Mr Milford agreed that there had been unacceptable delay, but he denied that it had reached the point of being unlawful. Level 1 had been completed in about 3 months and so relatively speedily. Level 2 had taken about a year, but that had been largely occupied with gathering information, seeking the Claimant’s comments and an on-going back and forth in what he termed an ‘iterative process’. This had taken a year and was not unreasonable. Level 3 had taken in total about 18 months. This was longer than desirable, but it was due to the large number of complaints waiting to be dealt with at that Level. This Level also involved the work of several senior officers. It was inevitable that there were competing pressures on their time. The Court could properly take account of available resources even in the context of Article 6 (see for instance Dyer v Watson [2004] 1 AC 379 at [55] – where there was a sudden surge in cases) and to a greater extent where the rights protected by that provision were not engaged (see for instance R (on the application of S) v Secretary of State for the Home Department [2007] EWCA Civ 546 at [51]). There was some complexity to the necessary examination of the Claimant’s complainant. It was not right to say that Level 3 was only concerned with redress. As previously explained, Level 1 and Level 2 had not been authorised by the scheme to determine the merit of the complaint if they were referring it up. It was the responsibility of Level 3 to decide whether the Claimant had been wronged, as well as deciding (if he had) what redress he should receive. The complaint had not simply been forgotten or put in abeyance. It had been progressed even if more slowly than would have been ideal. While the issue was important to the Claimant it did not require the speed of response of a matter with a more drastic potential impact such as a criminal charge or the loss of the right to carry on a profession.

39.

Mr Milford submitted that, as a matter of domestic law, the period of time taken to deal with the complaint would only be unlawful if it was Wednesbury unreasonable. Regrettable as this delay had been, it did not cross that threshold.

40.

It is sufficient for me to say that I agree with Mr Milford’s submissions in this regard. The delay was regrettable, but it was not unlawful as a matter of domestic law.

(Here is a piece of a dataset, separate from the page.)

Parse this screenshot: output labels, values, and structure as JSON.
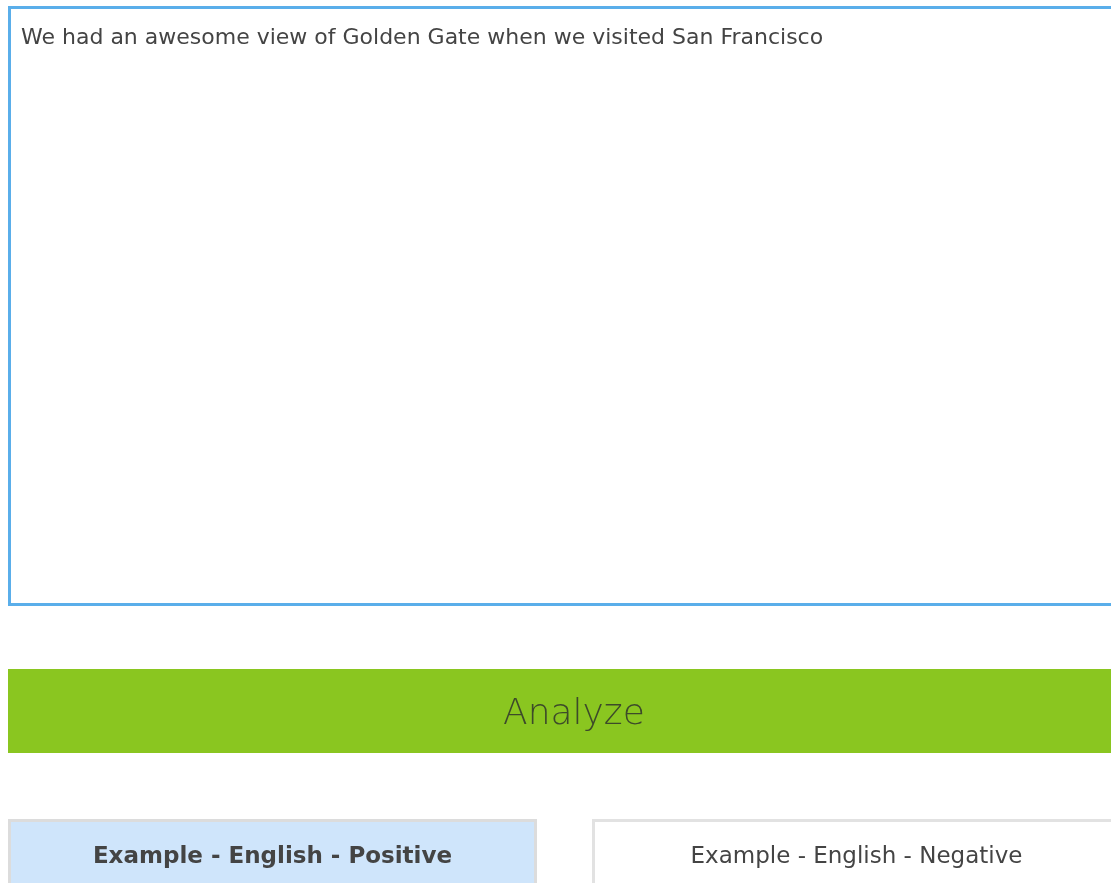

Omission to deal with the letter from Colonel Wilman

41.

The Claimant in correspondence complained about what he perceived as Colonel Wilman’s threat (to withdraw the offer to the Claimant of promotion to WO2 if the Claimant did not withdraw his service complaint). Colonel Wilman defended his action by saying that what the service posting required was an OPMI(L). If the Claimant’s complaint was upheld and he was granted the redress which he originally sought, then he would transfer to OPMI and someone else would be needed to fill the vacancy which had led to the offer being made to the Claimant. It would be disruptive to have multiple moves in a short space of time. However, Colonel Wilman accepted that the letter had not been well expressed. He was not a decision maker at any of the three Levels.

42.

It is true that the Panel did not adjudicate on this matter, but Mr Milford submits that was for the very good reason that the Claimant did not include it in his second (or, any subsequent) service complaint. The task of the officer or panel concerned is to decide the complaint and only the complaint. Before the Claimant’s complaint was considered by the Panel, he was sent the brief which had been drafted and which identified the issues the Panel would need to address. They did not include Colonel Wilman’s ‘threat’. The Claimant responded that the brief did properly identify the issues.

43.

I agree with Mr Milford that in these circumstances the omission of the Panel to deal with Colonel Wilman’s letter gives no ground to judicially review its decision.

Conclusion

44.

Since none of the Claimant’s grounds for seeking judicial review are made out, this application is dismissed.